Table 2.
Evolutionary conservation of gene expression changes during brain ageing
| Gene category | Human (brain) | Rhesus macaque (brain) | Rat (brain) | Mouse (brain) | Fly (organism) | Worm (organism) |
|---|---|---|---|---|---|---|
| Stress response | ↑ | ↑ | ↑ | ↑ | ↑ | ↑ |
| Mitochondria | ↓ | ↓ | ↓ | ↓↑ | ↓ | ↓ |
| Neural plasticity/synaptic function | ↓ | ↓ | ↓ | ↓ | – | – |
| Inhibitory interneuron function | ↓ | ↓ | – | – | – | – |
| Ubiquitin–proteasome pathway | ↓ | ↓ | – | ↓ | – | – |
| Immune/inflammatory response | ↑ | – | ↑ | ↑ | ↑ | – |
| Metal ion homeostasis | ↑ | – | ↑ | – | – | – |
| Myelin-related proteins | ↑ | – | ↑ | – | – | – |
| Glial genes | ↑ | – | ↑ | – | – | – |
Some gene categories, such as those involved in stress responses and mitochondrial function, show conserved changes during ageing, whereas others, such as inhibitory interneuron function, exhibit primate-specific changes.
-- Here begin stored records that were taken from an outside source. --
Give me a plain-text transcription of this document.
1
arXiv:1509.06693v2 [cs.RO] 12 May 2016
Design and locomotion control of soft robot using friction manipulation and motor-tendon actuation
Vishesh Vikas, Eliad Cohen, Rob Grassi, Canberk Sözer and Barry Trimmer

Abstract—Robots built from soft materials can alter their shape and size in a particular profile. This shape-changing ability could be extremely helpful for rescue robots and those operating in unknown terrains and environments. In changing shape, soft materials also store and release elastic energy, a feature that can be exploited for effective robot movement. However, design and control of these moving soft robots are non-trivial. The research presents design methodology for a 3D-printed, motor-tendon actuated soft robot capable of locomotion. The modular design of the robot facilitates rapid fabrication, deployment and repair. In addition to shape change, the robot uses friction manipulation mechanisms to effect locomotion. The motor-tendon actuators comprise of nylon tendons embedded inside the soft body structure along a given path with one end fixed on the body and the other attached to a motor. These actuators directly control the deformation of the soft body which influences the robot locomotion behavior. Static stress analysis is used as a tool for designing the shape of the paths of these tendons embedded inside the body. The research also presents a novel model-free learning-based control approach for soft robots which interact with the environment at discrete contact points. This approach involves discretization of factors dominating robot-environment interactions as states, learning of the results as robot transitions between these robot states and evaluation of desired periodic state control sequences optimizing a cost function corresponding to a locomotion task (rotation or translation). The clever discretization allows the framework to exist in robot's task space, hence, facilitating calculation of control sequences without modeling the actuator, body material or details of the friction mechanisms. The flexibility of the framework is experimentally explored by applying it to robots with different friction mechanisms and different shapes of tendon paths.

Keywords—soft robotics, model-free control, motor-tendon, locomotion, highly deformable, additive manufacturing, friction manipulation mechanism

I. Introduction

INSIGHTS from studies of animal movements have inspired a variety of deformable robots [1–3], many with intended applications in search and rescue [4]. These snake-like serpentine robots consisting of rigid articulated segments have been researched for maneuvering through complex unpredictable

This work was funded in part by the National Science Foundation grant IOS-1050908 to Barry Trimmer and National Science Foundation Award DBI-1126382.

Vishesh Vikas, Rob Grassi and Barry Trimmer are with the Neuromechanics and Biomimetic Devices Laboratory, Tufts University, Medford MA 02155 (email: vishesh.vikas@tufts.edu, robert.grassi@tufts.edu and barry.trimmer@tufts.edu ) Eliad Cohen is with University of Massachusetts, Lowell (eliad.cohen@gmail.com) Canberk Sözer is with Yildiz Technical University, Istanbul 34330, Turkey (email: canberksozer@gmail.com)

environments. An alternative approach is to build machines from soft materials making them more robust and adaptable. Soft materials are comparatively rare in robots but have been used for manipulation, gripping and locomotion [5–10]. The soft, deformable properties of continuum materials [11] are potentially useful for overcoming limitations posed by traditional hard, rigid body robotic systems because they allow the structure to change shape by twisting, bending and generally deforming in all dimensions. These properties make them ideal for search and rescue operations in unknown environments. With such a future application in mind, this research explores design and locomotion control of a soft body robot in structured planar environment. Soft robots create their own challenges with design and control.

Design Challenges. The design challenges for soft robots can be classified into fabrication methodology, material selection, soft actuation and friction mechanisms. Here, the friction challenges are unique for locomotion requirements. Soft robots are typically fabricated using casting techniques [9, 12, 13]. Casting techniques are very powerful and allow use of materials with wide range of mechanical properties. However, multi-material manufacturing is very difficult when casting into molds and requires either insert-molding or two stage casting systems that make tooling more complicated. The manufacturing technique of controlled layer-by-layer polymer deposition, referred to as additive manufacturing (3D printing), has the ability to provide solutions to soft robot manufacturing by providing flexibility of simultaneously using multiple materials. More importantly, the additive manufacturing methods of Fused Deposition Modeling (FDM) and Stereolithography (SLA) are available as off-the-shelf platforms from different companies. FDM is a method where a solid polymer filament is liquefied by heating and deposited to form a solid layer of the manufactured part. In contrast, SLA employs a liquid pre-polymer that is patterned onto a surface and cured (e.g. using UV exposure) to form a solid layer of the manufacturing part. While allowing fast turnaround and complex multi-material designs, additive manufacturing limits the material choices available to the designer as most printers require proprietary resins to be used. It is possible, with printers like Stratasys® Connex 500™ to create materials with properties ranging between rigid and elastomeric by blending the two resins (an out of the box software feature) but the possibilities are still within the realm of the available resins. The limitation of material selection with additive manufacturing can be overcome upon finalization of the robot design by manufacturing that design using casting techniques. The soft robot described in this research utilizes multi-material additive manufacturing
An upward arrow indicates that expression increases with age; a downward arrow indicates that expression decreases with age; and a dash indicates that no change in expression with age is detected. In the ageing mouse brain, different subsets of mitochondrial genes are either age-upregulated or age-downregulated (13).